After I got married, there was much debate about sleeping with the television on. I needed the television, I thought. I needed the noise to help me drift off to sleep. And some noise is helpful for that purpose. My kids use sound machines, largely to block out the noises of the world beyond their doors. Creaky old floors, dogs barking, parents engaged in heated discourse about the appropriate reaches of the 4th Amendment and the intended messages in Taylor Swift’s new single [I think its transparent, he credits her with more depth], and the thunderous, predawn grind of coffee beans.
But I used, or thought I needed, noise not to keep the other sounds out–I wanted them in. Man, just writing this sounds so depressing. I didn’t think of myself as a lonely or frightened young adult…but I was, sometimes.

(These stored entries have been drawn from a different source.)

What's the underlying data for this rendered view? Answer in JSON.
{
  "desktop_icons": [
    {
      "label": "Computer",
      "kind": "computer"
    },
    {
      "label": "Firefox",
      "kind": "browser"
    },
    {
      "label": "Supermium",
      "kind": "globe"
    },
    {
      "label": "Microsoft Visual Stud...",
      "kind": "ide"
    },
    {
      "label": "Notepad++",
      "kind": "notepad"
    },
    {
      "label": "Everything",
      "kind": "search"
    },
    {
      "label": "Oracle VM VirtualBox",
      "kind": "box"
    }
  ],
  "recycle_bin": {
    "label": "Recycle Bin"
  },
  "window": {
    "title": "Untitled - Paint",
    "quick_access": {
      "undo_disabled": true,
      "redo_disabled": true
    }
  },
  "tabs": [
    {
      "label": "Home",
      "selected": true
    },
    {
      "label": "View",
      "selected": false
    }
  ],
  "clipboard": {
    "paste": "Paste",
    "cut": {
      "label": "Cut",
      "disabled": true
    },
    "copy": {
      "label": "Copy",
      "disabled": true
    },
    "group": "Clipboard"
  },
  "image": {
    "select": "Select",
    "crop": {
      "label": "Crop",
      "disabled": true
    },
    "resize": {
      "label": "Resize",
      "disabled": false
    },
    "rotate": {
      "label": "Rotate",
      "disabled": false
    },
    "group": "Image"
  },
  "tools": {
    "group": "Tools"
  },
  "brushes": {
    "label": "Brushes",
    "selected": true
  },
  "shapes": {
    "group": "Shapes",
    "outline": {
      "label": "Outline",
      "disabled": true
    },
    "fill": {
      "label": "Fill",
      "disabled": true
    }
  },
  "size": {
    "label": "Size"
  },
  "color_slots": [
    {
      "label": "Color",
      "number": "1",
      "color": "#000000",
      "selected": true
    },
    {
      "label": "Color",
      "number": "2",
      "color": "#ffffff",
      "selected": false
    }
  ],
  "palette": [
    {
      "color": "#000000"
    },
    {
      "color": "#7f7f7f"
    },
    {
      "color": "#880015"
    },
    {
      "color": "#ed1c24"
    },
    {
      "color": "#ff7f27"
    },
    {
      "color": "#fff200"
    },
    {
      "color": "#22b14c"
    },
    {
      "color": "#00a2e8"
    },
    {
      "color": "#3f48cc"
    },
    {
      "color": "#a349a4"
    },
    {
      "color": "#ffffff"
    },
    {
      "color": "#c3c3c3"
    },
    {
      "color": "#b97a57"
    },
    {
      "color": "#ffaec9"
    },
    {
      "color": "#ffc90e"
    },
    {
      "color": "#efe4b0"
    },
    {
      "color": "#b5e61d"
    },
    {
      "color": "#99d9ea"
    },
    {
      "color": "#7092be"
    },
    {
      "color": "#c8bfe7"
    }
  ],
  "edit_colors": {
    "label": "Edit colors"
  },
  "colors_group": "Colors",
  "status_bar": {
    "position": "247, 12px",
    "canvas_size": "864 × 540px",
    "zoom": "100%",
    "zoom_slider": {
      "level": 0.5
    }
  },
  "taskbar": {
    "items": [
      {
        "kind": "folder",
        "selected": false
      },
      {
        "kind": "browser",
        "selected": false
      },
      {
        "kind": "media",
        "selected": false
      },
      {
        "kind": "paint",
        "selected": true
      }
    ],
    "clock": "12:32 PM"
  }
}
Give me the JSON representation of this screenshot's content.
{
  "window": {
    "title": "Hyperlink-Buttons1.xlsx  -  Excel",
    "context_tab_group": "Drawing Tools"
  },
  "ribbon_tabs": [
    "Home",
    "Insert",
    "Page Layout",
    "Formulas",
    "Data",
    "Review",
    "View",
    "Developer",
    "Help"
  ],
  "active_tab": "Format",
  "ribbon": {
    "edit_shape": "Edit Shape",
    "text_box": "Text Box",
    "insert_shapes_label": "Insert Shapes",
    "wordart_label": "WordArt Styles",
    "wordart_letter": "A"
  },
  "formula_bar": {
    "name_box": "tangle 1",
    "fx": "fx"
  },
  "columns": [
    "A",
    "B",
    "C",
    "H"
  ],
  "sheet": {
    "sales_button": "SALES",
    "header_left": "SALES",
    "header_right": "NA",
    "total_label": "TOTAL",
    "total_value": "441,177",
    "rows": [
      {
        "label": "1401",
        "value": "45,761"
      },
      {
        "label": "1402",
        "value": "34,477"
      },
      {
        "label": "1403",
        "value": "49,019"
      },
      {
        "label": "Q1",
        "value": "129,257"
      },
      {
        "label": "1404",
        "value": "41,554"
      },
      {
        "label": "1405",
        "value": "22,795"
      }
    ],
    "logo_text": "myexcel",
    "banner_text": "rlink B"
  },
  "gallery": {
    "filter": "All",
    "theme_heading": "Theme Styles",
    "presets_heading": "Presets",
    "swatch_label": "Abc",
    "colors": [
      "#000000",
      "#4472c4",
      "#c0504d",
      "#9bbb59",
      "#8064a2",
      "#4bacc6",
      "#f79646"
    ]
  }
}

I thought that someone was going to break in, I thought a murderer was on the loose, I thought the sound of the television might make an intruder think there were people awake and he’d simply leave the way he came in, careful not to leave a mess and go on to choose another more quiet, less occupied target.
And to this day I have some strange and, I’m told, irrational fears. Let’s take corn stalks as an example. I have such fear of corn fields (that there are killers lurking among the stalks and that no one will hear my screams and they won’t find my body ’till the harvest) that I can’t drive through Midwestern farm country in the summer without my heart beating like I’m running the 100 meters against Usain Bolt. So yup, I still have some fears, but I am almost never alone.
I spend the majority of my waking hours in the third largest city in the U.S., second by population density. I live in less than 2000 square feet, with 4 other people and a dog. I can’t go to the bathroom without someone sitting on the floor next to me or popping in for a quick consult.
I have more talking momma, more talking with you, peez? (2 year old).
Mom, excuse me, I know you’re busy but I have to tell you what she just did to me. She is so rude, she…. (6 year old).
Mommy, did you know that the best and prettiest dinosaurs didn’t eat any vegetables? They just ate meat…so, um, Daddy says I have to eat the corn, but I’m just being a dinosaur tonight so I can’t really do that. (5 year old).
Meg, I need you out here. Or I’m gonna kill this kid. (38 year old).
So, now I like quiet. Quiet is nice. Except when it’s too quiet, of course. But alone and quiet, a few minutes on the shore of Lake Michigan on one of the first winter mornings in Chicago. Bright sun and light snow. It’s heaven. Until I start to miss the noise. I need the noise. I need the sound of these bathroom invaders, these believers in a limited-to-non-existent right to privacy, 4th Amendment be damned. I need them and I like the noise.